Наступил день показа. Я решил для себя: вот отыграю свою роль, провалюсь и уйду из театра. Самочувствие у меня, прямо сказать, было неважное. На спектакль приехали К. С. Станиславский и Вл. И. Немирович-Данченко, И. М. Москвин, М. А. Чехов — любимый актер театральной молодежи. После «Чуда святого Антония» за кулисы пошли хорошие слухи. Спектакль понравился мхатовцам. Началась голгофа — «Свадьба» Чехова. Первый выход на сцену со Щукиным — Жигаловым начал приниматься зрительным залом, реплики Щукина и мои вызывали дружный смех. Сцена шла со все нараставшим успехом. Я не понимал, что происходит. Придя разгримировываться в артистическую уборную, я ждал решения своей участи. За кулисы пришли Владимир Иванович Немирович-Данченко, Михаил Александрович Чехов. Я стоял, опустив голову, ожидая приговора. И вдруг, о счастье! Они начинают хвалить меня. Я не верил своим ушам. Я смотрю на Евгения Богратионовича и вижу скрытую улыбку на его лице, и слышу реплику, сказанную как бы невзначай: «Вот Симонов сегодня нашел грека». Это было вознаграждением за все огорчения, пережитые мною на репетициях. Возвращаясь домой, я чувствовал огромную радость. Признание, которое я получил, пришло путем напряженного труда. Сейчас, когда мне самому посчастливилось вырастить многих актеров, я знаю, что Вахтангов в репетиционный период не только делал со мною роль, но и воспитывал меня.

В Шаляпинской студии я брал роли с ходу. Но это был первый период актерского роста — полупрофессиональный, полулюбительский.

На репетициях «Свадьбы», работая со мной, Евгений Богратионович научил меня относиться к своему труду предельно требовательно […].

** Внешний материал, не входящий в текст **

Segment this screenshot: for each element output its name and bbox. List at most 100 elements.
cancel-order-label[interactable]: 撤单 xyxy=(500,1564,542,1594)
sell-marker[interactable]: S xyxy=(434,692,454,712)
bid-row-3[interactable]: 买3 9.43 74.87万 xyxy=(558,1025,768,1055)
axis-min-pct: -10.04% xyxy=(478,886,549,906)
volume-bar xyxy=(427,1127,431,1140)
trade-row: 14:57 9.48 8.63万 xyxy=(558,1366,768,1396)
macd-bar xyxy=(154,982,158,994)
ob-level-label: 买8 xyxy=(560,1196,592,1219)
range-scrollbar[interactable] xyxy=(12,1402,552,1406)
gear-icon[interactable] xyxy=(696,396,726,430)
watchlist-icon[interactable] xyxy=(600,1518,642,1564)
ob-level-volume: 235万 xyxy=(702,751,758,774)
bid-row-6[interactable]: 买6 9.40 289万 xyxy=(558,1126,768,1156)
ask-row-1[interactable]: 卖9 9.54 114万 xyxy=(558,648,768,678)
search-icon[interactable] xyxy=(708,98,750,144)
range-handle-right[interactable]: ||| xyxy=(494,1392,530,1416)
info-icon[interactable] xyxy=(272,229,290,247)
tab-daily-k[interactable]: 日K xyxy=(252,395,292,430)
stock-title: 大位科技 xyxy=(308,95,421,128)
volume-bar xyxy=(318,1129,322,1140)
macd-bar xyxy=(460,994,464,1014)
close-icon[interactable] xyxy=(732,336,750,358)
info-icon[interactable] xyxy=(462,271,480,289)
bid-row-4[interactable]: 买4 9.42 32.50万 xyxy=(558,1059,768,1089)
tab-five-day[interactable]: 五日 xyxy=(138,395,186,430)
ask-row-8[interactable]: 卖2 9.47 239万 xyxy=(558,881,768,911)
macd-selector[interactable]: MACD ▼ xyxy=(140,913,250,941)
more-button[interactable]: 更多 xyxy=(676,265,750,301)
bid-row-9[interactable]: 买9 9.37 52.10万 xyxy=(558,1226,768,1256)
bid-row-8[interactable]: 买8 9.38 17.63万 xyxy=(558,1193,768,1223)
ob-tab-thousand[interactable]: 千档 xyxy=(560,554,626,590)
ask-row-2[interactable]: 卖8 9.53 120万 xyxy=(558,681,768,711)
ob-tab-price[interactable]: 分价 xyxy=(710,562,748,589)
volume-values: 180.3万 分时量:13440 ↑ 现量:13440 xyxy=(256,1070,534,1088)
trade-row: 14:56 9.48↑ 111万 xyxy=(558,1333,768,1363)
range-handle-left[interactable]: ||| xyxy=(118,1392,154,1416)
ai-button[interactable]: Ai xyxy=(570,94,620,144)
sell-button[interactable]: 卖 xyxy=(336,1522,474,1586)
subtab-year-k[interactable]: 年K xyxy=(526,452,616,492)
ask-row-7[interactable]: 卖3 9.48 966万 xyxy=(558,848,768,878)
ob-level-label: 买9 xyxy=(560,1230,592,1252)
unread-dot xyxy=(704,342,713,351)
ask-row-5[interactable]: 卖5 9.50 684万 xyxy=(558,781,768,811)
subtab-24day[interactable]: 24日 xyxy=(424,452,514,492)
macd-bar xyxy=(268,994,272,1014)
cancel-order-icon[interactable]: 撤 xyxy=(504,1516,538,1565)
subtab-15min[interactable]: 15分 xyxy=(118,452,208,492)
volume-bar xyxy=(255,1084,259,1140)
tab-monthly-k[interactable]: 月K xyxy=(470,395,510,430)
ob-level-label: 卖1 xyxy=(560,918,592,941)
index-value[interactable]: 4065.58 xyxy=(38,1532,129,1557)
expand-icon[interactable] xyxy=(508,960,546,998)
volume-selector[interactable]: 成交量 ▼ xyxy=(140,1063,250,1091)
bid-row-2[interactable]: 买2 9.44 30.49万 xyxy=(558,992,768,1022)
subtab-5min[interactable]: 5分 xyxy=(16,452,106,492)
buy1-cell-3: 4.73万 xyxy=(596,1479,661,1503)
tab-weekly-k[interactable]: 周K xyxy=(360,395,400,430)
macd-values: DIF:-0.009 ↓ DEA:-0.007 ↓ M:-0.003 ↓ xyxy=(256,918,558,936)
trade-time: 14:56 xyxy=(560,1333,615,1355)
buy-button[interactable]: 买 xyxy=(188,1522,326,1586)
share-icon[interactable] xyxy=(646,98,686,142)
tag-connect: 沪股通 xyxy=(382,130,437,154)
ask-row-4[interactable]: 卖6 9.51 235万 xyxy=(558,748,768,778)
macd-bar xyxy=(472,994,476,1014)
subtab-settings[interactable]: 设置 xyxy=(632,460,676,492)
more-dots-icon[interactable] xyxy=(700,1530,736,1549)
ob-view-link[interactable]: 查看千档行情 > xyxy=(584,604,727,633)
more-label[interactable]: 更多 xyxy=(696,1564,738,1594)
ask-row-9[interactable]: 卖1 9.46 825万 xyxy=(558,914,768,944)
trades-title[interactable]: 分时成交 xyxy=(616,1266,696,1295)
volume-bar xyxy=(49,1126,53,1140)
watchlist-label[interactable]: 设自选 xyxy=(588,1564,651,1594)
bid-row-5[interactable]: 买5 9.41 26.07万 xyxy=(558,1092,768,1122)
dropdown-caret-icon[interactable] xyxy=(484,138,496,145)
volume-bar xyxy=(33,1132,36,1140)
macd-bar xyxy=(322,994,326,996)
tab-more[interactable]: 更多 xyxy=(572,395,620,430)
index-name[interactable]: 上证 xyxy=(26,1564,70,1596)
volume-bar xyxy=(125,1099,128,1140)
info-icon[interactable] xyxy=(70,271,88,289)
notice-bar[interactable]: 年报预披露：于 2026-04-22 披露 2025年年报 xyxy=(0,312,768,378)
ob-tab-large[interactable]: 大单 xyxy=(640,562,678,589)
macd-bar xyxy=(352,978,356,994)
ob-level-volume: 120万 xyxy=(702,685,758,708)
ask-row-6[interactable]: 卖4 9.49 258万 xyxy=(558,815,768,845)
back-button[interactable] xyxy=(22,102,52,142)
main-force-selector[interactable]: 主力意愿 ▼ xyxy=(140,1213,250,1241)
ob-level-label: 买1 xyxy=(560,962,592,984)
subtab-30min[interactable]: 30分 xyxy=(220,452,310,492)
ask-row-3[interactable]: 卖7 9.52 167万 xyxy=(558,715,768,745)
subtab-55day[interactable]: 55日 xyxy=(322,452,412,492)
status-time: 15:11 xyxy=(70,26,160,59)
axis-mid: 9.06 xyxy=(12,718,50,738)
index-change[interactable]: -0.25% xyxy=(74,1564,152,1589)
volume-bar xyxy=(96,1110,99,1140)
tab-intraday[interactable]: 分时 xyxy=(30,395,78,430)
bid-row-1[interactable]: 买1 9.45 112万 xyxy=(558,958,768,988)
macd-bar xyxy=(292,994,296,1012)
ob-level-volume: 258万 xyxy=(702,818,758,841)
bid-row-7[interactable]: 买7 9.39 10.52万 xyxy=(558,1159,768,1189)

А. П. Чехов у вахтанговцев[ii]

Чеховская «Свадьба» шла вначале в спектакле под названием «Чеховский вечер», куда входили еще одноактные пьесы: «Воры» (инсценировка рассказа) и «Юбилей». В дальнейшем «Свадьба» шла в один вечер с двухактной {63} пьесой Метерлинка «Чудо святого Антония». Этот второй спектакль был показан Художественному театру во главе со Станиславским и Немировичем-Данченко в 1921 году.

В результате просмотра студия Вахтангова была включена в семью Художественного театра, и ей было дано наименование Третьей студии МХАТ.

Чеховский вечер говорил о мастерстве Вахтангова, о поисках новых возможностей реалистического направления и школы Художественного театра. Вахтангова волновала проблема раскрытия самых разных драматических жанров в театре; нахождение формы каждого спектакля, выражающей дух эпохи, мировоззрение автора, стилистические особенности его творчества.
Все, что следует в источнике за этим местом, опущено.